La situation de handicap d’un sujet a-t-elle ou non des conséquences sur sa responsabilité ? Qu’attendons-nous de ces sujets qui frappent à la porte des institutions ? La psychanalyse s’oriente du discours de l’inconscient qui a pour conséquence que « le moi n’est pas maître en sa demeure ». Responsabilité subjective et responsabilité à l’égard de la loi se distinguent. La responsabilité ne se pense qu’au cas par cas, infléchissant ce qui tend à se collectiviser. Elle concerne le sujet accueilli en institution et participe du registre de sa dignité. La psychanalyse peut être une boussole pour orienter le travail indispensable des institutions. Lacan indique en effet que c’est « de notre position de sujet [que] nous sommes toujours responsables ». Gageons que cette journée de travail puisse, dans les espaces de conversation qu’elle ouvre, permettre que s’entende le vif du désir qui fait la joie du travail dans les institutions.
[1] Définition du Larousse.
[1] Cf. Centre National de Ressources Textuelles et Lexicales.

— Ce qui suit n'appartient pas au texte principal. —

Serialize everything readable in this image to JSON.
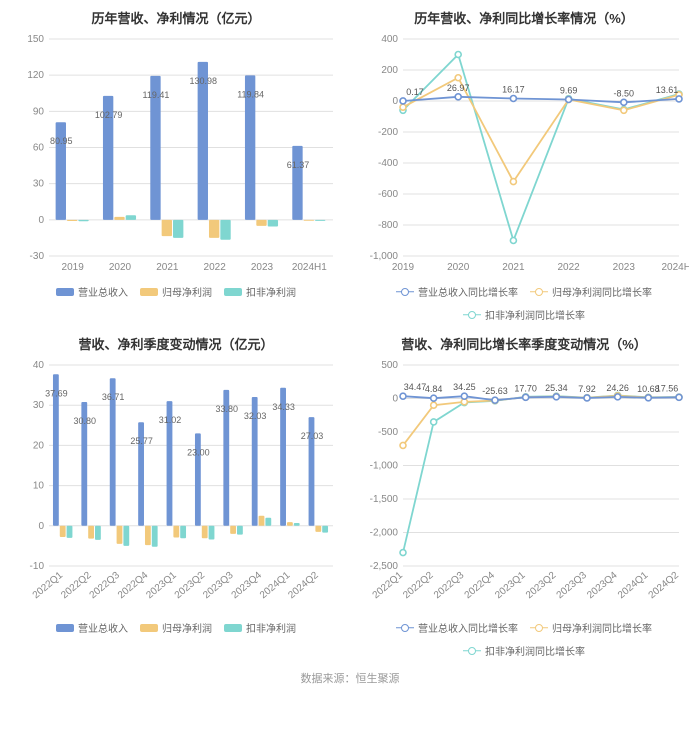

[1] Cf. Miller J.-A., « Rien n’est plus humain que le crime », Mental no 21, « La société de surveillance et ses criminels », Paris, 2008.
[1] Cf. Badinter R., Discours pour l’abolition de la peine de mort le 17 septembre 1981, « Parce qu’aucun homme n’est totalement responsable, parce qu’aucune justice ne peut être absolument infaillible, la peine de mort est moralement inacceptable. Pour ceux d’entre nous qui croient en Dieu, lui seul a le pouvoir de choisir l’heure de notre mort. Pour tous les abolitionnistes, il est impossible de reconnaître à la justice des hommes ce pouvoir de mort parce qu’ils savent qu’elle est faillible » et « Aussi prudente que soit la justice, aussi mesurés et angoissés que soient les femmes et les hommes qui jugent, la justice demeure humaine, donc faillible. » disponible sur internet.
[1] Miller J.-A., « Parler avec son corps », Mental, no 27/28, septembre 2012, p. 129.
[1] Freud S., « Une difficulté de la psychanalyse », in Inquiétante étrangeté et autres essais, folio, 1985, p. 186.